Rencontre #36 … avec des disciples embarrassés

Mardi (semaine sainte)

À l’heure où Jésus passait de ce monde à son Père, au cours du repas qu’il prenait avec ses disciples, il fut bouleversé en son esprit, et il rendit ce témoignage : « Amen, amen, je vous le dis : l’un de vous me livrera. » Les disciples se regardaient les uns les autres, avec embarras ne sachant pas de qui Jésus parlait. (Jn 13,21-38)

L’annonce de sa trahison est claire. Jésus sait qui le livrera. Or, ce qui peut nous étonner ce sont les réactions des disciples : ils ne comprennent pas ou, pour prendre la Nouvelle Traduction Liturgique, ils sont dans l’embarras. Même lorsque Jésus sera encore plus précis et désignera le coupable, leur interrogation demeure. Il n’y a pas pire sourd que celui qui ne veut pas entendre. Naïveté ? Complicité silencieuse ? Peur de leur propre culpabilité ? Que signifie cet embarras ?

A l’annonce de Jésus ‘L’un de vous me livrera‘, les disciples ne semblent pas s’étonner du fait, mais de l’identité du coupable, l’un d’eux.  Mais qui ? Le doute d’une culpabilité personnelle semble même traverser la pensée embarrassée de Pierre. Sa question doit passer par le disciple que Jésus aimait, le seul à ne pas faire partie des suspects. Voilà sans doute une clef de compréhension :  se savoir pleinement aimé de Jésus, c’est pouvoir lui demeurer fidèle. Douter de son amour, c’est déjà sortir de la logique de l’Amour divin pour entrer dans la nuit de la trahison et du reniement. Pierre, Judas et les autres douteraient-ils de l’amour de Jésus ?

Le coupable désigné, les disciples ne comprennent toujours pas. La parole unie au geste de la bouchée était pourtant claire. Il ne devrait plus y avoir de doute. Pourtant aucun des convives ne comprit le sens de cette parole. Il est vrai que le geste est confus. Donner la bouchée à un hôte, c’est l’honorer. Jésus pourrait-il honorer son propre traître ? A vue humaine, cela reste incompréhensible, voire même embarrassant, mais l’amour de Jésus est indéfectible et embrassant, y compris envers Judas.
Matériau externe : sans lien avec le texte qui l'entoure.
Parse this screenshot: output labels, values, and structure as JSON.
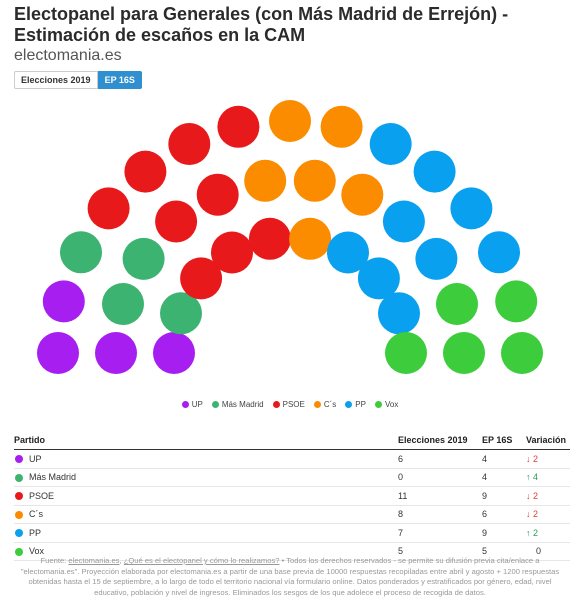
{
  "title": "Electopanel para Generales (con Más Madrid de Errejón) - Estimación de escaños en la CAM",
  "source": "electomania.es",
  "tabs": [
    {
      "label": "Elecciones 2019",
      "active": false
    },
    {
      "label": "EP 16S",
      "active": true
    }
  ],
  "chart_data": {
    "type": "hemicycle",
    "scenario": "EP 16S",
    "total_seats": 37,
    "parties": [
      {
        "name": "UP",
        "seats": 4,
        "color": "#a61ff0"
      },
      {
        "name": "Más Madrid",
        "seats": 4,
        "color": "#3cb371"
      },
      {
        "name": "PSOE",
        "seats": 9,
        "color": "#e8191b"
      },
      {
        "name": "C´s",
        "seats": 6,
        "color": "#fb8c00"
      },
      {
        "name": "PP",
        "seats": 9,
        "color": "#0aa0f0"
      },
      {
        "name": "Vox",
        "seats": 5,
        "color": "#3ccc3c"
      }
    ]
  },
  "table": {
    "headers": {
      "party": "Partido",
      "e2019": "Elecciones 2019",
      "ep": "EP 16S",
      "variation": "Variación"
    },
    "rows": [
      {
        "party": "UP",
        "color": "#a61ff0",
        "e2019": "6",
        "ep": "4",
        "arrow": "↓",
        "change": "2",
        "direction": "down"
      },
      {
        "party": "Más Madrid",
        "color": "#3cb371",
        "e2019": "0",
        "ep": "4",
        "arrow": "↑",
        "change": "4",
        "direction": "up"
      },
      {
        "party": "PSOE",
        "color": "#e8191b",
        "e2019": "11",
        "ep": "9",
        "arrow": "↓",
        "change": "2",
        "direction": "down"
      },
      {
        "party": "C´s",
        "color": "#fb8c00",
        "e2019": "8",
        "ep": "6",
        "arrow": "↓",
        "change": "2",
        "direction": "down"
      },
      {
        "party": "PP",
        "color": "#0aa0f0",
        "e2019": "7",
        "ep": "9",
        "arrow": "↑",
        "change": "2",
        "direction": "up"
      },
      {
        "party": "Vox",
        "color": "#3ccc3c",
        "e2019": "5",
        "ep": "5",
        "arrow": "",
        "change": "0",
        "direction": "none"
      }
    ]
  },
  "footer": {
    "prefix": "Fuente: ",
    "link1": "electomania.es",
    "sep": ", ",
    "link2": "¿Qué es el electopanel y cómo lo realizamos?",
    "text": " • Todos los derechos reservados - se permite su difusión previa cita/enlace a \"electomania.es\". Proyección elaborada por electomania.es a partir de una base previa de 10000 respuestas recopiladas entre abril y agosto + 1200 respuestas obtenidas hasta el 15 de septiembre, a lo largo de todo el territorio nacional vía formulario online. Datos ponderados y estratificados por género, edad, nivel educativo, población y nivel de ingresos. Eliminados los sesgos de los que adolece el proceso de recogida de datos."
  }
}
Le texte liturgique omet, hélas deux versets qui auraient pu être encore plus éclairants pour ce récit : Je vous donne un commandement nouveau : c’est de vous aimer les uns les autres. Comme je vous ai aimés, vous aussi aimez-vous les uns les autres. À ceci, tous reconnaîtront que vous êtes mes disciples : si vous avez de l’amour les uns pour les autres. (Jn 13,34-35). Face à la trahison inéluctable de Judas, au reniement prochain de Pierre, Jésus demande à ses disciples et convives de s’enraciner encore et malgré tout, après sa mort et résurrection, dans l’amour fraternel.

Car la trahison et le reniement ne concernent pas seulement la relation avec Jésus, mais ils impliquent également la vie fraternelle et ecclésiale. Renouer avec cet amour donné, livré, sans exclure le renégat, ouvre non seulement à la Réconciliation avec le Christ lui-même (comme je vous ai aimé), mais permet la véritable vie ecclésiale et missionnaire : Tous reconnaîtront que vous êtes mes disciples.